As for me, I’ve had five jobs in that time, and had a break from work for a while for medical reasons. The five jobs include the current one.  All of my past jobs paid very poorly. Not that I’m going to get rich at this one, but it’s better than where I was, and I get overtime.

So, when I look back three years, I’m thankful for where I am now. Although, I did get some good blog fodder at my last job, Assistant Manager at Family Dollar. (Check it out.) Mostly, I hated it, though. I had some great coworkers that made it bearable, and some nice regular customers. But, I couldn’t imagine doing 19 years there. So, I guess I know how my friend feels, or can imagine.

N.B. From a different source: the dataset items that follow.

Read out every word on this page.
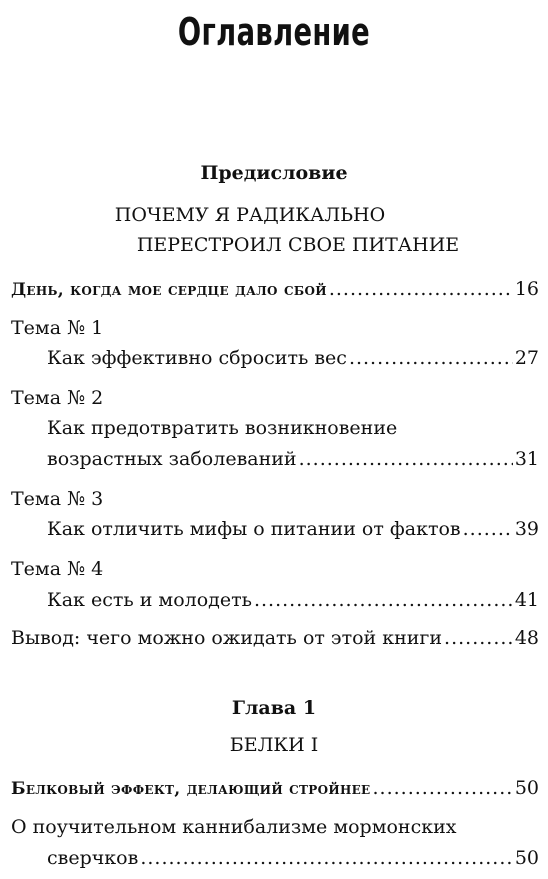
Оглавление
Предисловие
ПОЧЕМУ Я РАДИКАЛЬНО
ПЕРЕСТРОИЛ СВОЕ ПИТАНИЕ
День, когда мое сердце дало сбой .....	16
Тема № 1
Как эффективно сбросить вес .....	27
Тема № 2
Как предотвратить возникновение
возрастных заболеваний .....	31
Тема № 3
Как отличить мифы о питании от фактов .....	39
Тема № 4
Как есть и молодеть .....	41
Вывод: чего можно ожидать от этой книги .....	48
Глава 1
БЕЛКИ I
Белковый эффект, делающий стройнее .....	50
О поучительном каннибализме мормонских
сверчков .....	50
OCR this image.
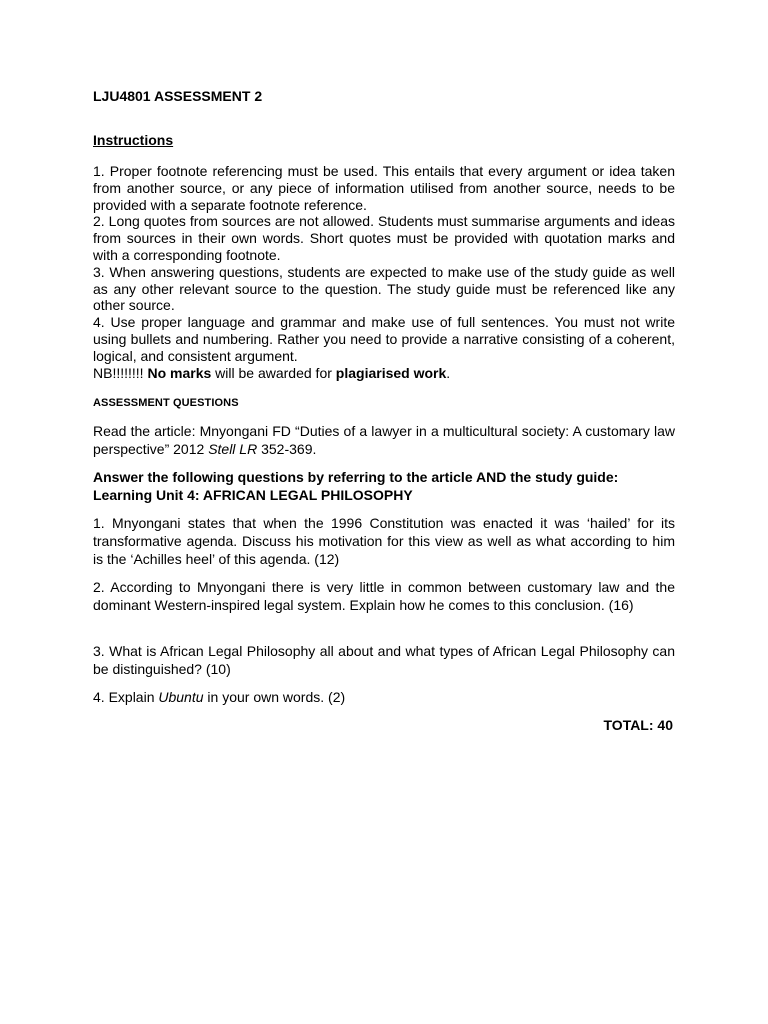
LJU4801 ASSESSMENT 2
Instructions

1. Proper footnote referencing must be used. This entails that every argument or idea taken from another source, or any piece of information utilised from another source, needs to be provided with a separate footnote reference.

2. Long quotes from sources are not allowed. Students must summarise arguments and ideas from sources in their own words. Short quotes must be provided with quotation marks and with a corresponding footnote.

3. When answering questions, students are expected to make use of the study guide as well as any other relevant source to the question. The study guide must be referenced like any other source.

4. Use proper language and grammar and make use of full sentences. You must not write using bullets and numbering. Rather you need to provide a narrative consisting of a coherent, logical, and consistent argument.

NB!!!!!!!! No marks will be awarded for plagiarised work.

ASSESSMENT QUESTIONS

Read the article: Mnyongani FD “Duties of a lawyer in a multicultural society: A customary law perspective” 2012 Stell LR 352-369.

Answer the following questions by referring to the article AND the study guide:
Learning Unit 4: AFRICAN LEGAL PHILOSOPHY

1. Mnyongani states that when the 1996 Constitution was enacted it was ‘hailed’ for its transformative agenda. Discuss his motivation for this view as well as what according to him is the ‘Achilles heel’ of this agenda. (12)

2. According to Mnyongani there is very little in common between customary law and the dominant Western-inspired legal system. Explain how he comes to this conclusion. (16)

3. What is African Legal Philosophy all about and what types of African Legal Philosophy can be distinguished? (10)

4. Explain Ubuntu in your own words. (2)

TOTAL: 40
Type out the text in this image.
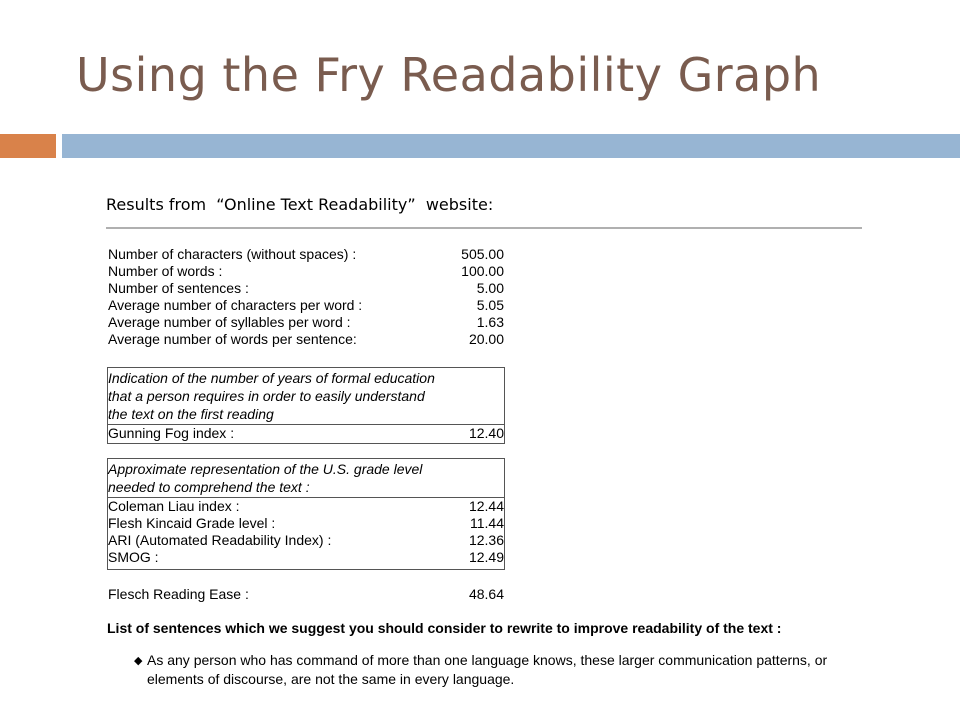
Using the Fry Readability Graph
Results from  “Online Text Readability”  website:
Number of characters (without spaces) :	505.00
Number of words :	100.00
Number of sentences :	5.00
Average number of characters per word :	5.05
Average number of syllables per word :	1.63
Average number of words per sentence:	20.00
Indication of the number of years of formal education
that a person requires in order to easily understand
the text on the first reading
Gunning Fog index :	12.40
Approximate representation of the U.S. grade level
needed to comprehend the text :
Coleman Liau index :	12.44
Flesh Kincaid Grade level :	11.44
ARI (Automated Readability Index) :	12.36
SMOG :	12.49
Flesch Reading Ease :	48.64
List of sentences which we suggest you should consider to rewrite to improve readability of the text :
◆ As any person who has command of more than one language knows, these larger communication patterns, or elements of discourse, are not the same in every language.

I remember feeling embarrassed telling people what I was doing at my 25th class reunion a few years ago, still at Family Dollar.  I quickly added that it was a stepping stone job every time I mentioned it. I was a top student in school. Of course, I know, I shouldn’t have been embarrassed. After all, they don’t know what led me there, or what I had to overcome.

Now, people say it sounds like a cool job when I tell them what I do. I don’t say that it’s actually really tedious. I do microfilming of material, mostly newspapers, for preservation. I started in the digital department doing Quality Assurance, then digital scanning of books, documents, slides, etc. I’ve also done prep for the microfilm department. So, I haven’t even done the same thing day in and day out for the three years I’ve been there. It went fast, and yet many days seem to crawl by.

I have no intention of being in my friends place 16 years from now. If I am, I’ll ask him to give me a good kick in the ass. He’ll understand. But seriously, I hope to write my way out of there.

It’s good motivation to write, when I think how it got to be three years already, and how unhappy I’d be if I hit nineteen years.  I don’t think that will happen though. I know I was put on this earth for a reason, and I intend to fulfill it.

I’ll look for inspiration and use my determination and talent to be the man God meant me to be. Life is what you make it, right? I feel like I’m giving myself a pep talk, but I hope you may benefit from my words. Maybe you’re happy in your job, or retired, but we all have dreams. Dare to pursue them, and take any help you can get along the way, because we’re all in this together.